The heart and blood vessels particularly benefit with reductions in blood pressure and resting heart rate; improved levels of good (HDL) and bad (LDL) cholesterol, triglycerides, glucose, and insulin; and reduced markers of systemic inflammation and oxidative stress associated with atherosclerosis.
These metabolic shifts probably began with our remote ancestors for whom life was not a sedentary experience of eating three square meals a day, with snacks in between. Homo sapiens evolved while facing a more hostile environment that required hunting large distances to stalk, catch, and eat prey, while still supporting vigorous muscle strength and brain power.
Making the change to intermittent fasting can be difficult since a diet of three meals a day, interspersed with snacks, is ingrained in the American culture, and fortified by intense marketing. Switching may be accompanied by irritability, hunger, and difficulty thinking during the initial days.
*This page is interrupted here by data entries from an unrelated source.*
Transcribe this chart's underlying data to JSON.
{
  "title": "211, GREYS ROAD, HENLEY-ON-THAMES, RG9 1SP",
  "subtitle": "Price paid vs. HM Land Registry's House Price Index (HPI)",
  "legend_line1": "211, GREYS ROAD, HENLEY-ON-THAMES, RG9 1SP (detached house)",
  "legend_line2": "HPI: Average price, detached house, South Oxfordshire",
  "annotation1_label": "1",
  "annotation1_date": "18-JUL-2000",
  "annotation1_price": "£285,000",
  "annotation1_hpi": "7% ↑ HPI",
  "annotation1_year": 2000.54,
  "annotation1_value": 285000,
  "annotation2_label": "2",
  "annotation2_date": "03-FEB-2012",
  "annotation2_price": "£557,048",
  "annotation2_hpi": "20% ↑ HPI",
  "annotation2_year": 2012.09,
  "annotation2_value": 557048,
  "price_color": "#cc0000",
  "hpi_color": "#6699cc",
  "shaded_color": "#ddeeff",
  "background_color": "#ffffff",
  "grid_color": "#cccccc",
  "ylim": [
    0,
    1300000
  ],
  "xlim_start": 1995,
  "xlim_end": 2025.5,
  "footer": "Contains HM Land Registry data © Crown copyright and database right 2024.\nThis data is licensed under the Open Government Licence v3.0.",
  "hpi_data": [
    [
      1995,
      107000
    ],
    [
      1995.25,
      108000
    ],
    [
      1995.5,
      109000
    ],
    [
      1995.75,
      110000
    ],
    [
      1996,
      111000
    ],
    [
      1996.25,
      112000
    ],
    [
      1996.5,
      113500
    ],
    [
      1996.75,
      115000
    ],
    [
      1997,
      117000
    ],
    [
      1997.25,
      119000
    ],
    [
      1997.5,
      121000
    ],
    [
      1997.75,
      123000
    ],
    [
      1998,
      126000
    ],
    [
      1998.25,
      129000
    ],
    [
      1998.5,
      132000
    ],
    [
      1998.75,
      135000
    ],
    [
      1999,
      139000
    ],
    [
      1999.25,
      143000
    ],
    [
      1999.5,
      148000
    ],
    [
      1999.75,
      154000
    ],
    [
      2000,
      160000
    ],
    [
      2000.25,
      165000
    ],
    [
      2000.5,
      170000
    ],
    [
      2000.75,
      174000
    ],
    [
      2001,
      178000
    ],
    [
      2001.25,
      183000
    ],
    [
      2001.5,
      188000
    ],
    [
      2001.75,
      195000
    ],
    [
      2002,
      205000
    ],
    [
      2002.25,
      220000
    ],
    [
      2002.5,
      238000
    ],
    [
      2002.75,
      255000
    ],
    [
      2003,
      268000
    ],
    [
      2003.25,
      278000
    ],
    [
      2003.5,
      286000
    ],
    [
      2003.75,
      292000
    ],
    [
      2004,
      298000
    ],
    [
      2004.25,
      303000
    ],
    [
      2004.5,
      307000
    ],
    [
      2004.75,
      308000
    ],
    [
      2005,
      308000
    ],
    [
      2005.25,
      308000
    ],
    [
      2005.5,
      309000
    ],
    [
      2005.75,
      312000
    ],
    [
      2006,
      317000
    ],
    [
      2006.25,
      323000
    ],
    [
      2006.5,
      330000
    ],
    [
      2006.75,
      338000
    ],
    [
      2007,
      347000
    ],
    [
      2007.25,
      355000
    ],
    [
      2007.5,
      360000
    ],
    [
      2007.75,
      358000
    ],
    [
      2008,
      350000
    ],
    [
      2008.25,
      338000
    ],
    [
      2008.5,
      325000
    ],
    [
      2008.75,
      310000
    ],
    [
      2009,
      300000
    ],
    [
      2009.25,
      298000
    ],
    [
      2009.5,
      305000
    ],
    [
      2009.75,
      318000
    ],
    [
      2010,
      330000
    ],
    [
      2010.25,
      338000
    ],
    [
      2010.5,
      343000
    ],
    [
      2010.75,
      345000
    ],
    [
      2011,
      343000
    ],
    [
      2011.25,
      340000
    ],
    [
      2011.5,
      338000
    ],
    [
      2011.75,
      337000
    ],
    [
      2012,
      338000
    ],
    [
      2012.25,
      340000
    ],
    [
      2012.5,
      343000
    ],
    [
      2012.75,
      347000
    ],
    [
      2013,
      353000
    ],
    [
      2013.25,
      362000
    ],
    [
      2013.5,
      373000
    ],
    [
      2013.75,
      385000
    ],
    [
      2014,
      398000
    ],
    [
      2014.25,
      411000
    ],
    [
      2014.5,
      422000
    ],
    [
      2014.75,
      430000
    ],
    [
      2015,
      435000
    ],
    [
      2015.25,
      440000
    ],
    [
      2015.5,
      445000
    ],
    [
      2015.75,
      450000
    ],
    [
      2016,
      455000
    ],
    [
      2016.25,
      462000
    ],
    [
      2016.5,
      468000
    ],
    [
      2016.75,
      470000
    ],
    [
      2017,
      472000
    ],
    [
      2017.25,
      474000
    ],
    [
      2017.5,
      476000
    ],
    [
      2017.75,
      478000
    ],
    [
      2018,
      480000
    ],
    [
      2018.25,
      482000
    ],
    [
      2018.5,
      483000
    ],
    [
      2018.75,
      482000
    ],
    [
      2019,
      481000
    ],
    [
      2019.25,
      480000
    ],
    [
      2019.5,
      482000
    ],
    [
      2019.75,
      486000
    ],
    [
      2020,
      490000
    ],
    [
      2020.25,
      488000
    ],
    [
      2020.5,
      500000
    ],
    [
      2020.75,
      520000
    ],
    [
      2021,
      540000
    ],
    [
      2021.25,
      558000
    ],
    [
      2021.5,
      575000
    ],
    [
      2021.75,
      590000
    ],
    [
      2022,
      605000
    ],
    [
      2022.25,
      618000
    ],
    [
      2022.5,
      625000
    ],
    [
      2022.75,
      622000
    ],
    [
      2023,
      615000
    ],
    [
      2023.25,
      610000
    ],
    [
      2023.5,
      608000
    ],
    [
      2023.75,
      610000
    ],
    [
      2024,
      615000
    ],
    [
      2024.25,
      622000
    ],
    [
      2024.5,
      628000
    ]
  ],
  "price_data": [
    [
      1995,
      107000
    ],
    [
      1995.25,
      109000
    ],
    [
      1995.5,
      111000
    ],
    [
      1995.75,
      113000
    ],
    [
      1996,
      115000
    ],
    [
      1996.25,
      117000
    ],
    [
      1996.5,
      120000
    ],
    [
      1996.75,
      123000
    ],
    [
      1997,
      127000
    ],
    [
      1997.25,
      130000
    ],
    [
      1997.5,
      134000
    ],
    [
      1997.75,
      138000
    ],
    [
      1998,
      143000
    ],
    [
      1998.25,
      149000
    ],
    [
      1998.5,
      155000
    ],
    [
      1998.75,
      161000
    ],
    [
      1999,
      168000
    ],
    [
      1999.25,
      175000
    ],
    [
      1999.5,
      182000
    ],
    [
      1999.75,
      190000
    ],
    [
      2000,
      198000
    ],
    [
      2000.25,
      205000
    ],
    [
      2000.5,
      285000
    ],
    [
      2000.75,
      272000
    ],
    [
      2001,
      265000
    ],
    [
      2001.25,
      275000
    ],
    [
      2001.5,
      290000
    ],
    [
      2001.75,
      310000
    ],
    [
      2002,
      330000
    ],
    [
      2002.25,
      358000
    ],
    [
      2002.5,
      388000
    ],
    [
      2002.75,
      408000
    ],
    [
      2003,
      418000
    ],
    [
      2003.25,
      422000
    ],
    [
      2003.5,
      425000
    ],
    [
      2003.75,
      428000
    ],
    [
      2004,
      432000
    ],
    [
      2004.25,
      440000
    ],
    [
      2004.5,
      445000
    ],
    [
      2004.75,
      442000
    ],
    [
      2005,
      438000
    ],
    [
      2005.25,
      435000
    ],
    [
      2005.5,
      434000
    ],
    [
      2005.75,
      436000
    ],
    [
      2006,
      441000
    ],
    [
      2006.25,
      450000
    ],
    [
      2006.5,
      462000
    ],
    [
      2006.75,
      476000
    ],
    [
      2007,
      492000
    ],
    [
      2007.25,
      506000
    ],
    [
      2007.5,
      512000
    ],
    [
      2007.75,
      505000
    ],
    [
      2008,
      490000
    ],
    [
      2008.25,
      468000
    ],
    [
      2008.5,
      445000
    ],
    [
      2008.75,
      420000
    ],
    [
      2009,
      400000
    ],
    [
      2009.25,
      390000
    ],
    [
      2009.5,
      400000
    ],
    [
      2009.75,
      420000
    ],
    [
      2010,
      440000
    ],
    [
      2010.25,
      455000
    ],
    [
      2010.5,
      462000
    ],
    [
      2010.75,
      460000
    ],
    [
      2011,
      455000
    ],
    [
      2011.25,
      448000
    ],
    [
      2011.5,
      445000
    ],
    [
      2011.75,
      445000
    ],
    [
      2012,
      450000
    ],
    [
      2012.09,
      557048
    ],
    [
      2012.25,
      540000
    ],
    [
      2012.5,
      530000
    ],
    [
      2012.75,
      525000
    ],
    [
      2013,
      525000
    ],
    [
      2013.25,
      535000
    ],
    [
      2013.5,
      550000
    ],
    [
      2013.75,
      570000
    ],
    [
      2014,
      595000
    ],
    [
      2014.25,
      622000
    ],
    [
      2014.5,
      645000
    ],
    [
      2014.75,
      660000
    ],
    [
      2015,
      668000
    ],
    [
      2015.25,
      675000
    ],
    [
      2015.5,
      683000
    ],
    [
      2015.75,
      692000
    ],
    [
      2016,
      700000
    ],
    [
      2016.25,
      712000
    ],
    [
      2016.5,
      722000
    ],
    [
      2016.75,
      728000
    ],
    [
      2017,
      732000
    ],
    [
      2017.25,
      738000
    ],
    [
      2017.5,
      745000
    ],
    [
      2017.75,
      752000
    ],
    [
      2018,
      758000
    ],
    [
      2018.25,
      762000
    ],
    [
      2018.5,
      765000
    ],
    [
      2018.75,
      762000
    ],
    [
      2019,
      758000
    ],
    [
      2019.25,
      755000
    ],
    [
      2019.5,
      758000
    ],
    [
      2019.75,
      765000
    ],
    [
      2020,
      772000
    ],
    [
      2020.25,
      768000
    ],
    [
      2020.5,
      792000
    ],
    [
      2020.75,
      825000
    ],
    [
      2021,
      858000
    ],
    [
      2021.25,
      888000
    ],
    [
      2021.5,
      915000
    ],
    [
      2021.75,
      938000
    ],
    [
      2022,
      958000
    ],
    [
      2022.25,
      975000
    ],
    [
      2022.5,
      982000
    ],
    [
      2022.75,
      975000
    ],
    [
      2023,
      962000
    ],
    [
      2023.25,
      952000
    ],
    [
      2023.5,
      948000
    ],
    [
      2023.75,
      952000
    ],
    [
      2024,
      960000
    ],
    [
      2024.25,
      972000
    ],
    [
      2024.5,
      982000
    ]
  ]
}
Exactly how best to achieve intermittent fasting, how long the effects last, how often fasting should be done and whether shorter fasting periods achieve similar results is not clear. More research is needed before definitive diets can be offered. In addition, sex, diet, genetic, and other factors likely influence the magnitude of the effect.
One approach is reducing the time window of food consumption gradually each day, aiming for an ultimate goal of fasting 16 to 18 hours a day. In the first month, eat in a ten-hour period five days a week; for the second month, eat in eight hours five days a week; in month three, eat in six hours five days a week; and in month four, eat in six hours seven days a week.
Another tactic could be to begin with eating 1000 calories one day per week for the first month, gradually increasing to two days per week for the second month, followed by further reductions to 750 calories two days per week and so on, ultimately reaching 500 calories two days per week for the fourth month. The switch should be done with the help of a trained dietician or nutritionist.
An important word of caution is necessary since long term studies on intermittent fasting and such caloric restriction in humans are not available. Furthermore, caloric restriction may decrease resistance against some infections in animal models and may not be appropriate for all people.
For me personally, I’m not certain I can live with the caloric restrictions — I do like to eat. But maybe I can shoot for the 16-hour food hiatus by eating an early breakfast and then a late dinner. At most, I’d probably end up with 12 hours without eating, but then I trigger all the problems of eating late, just before retiring.
Oh well. I guess there’s no such thing as a free lunch.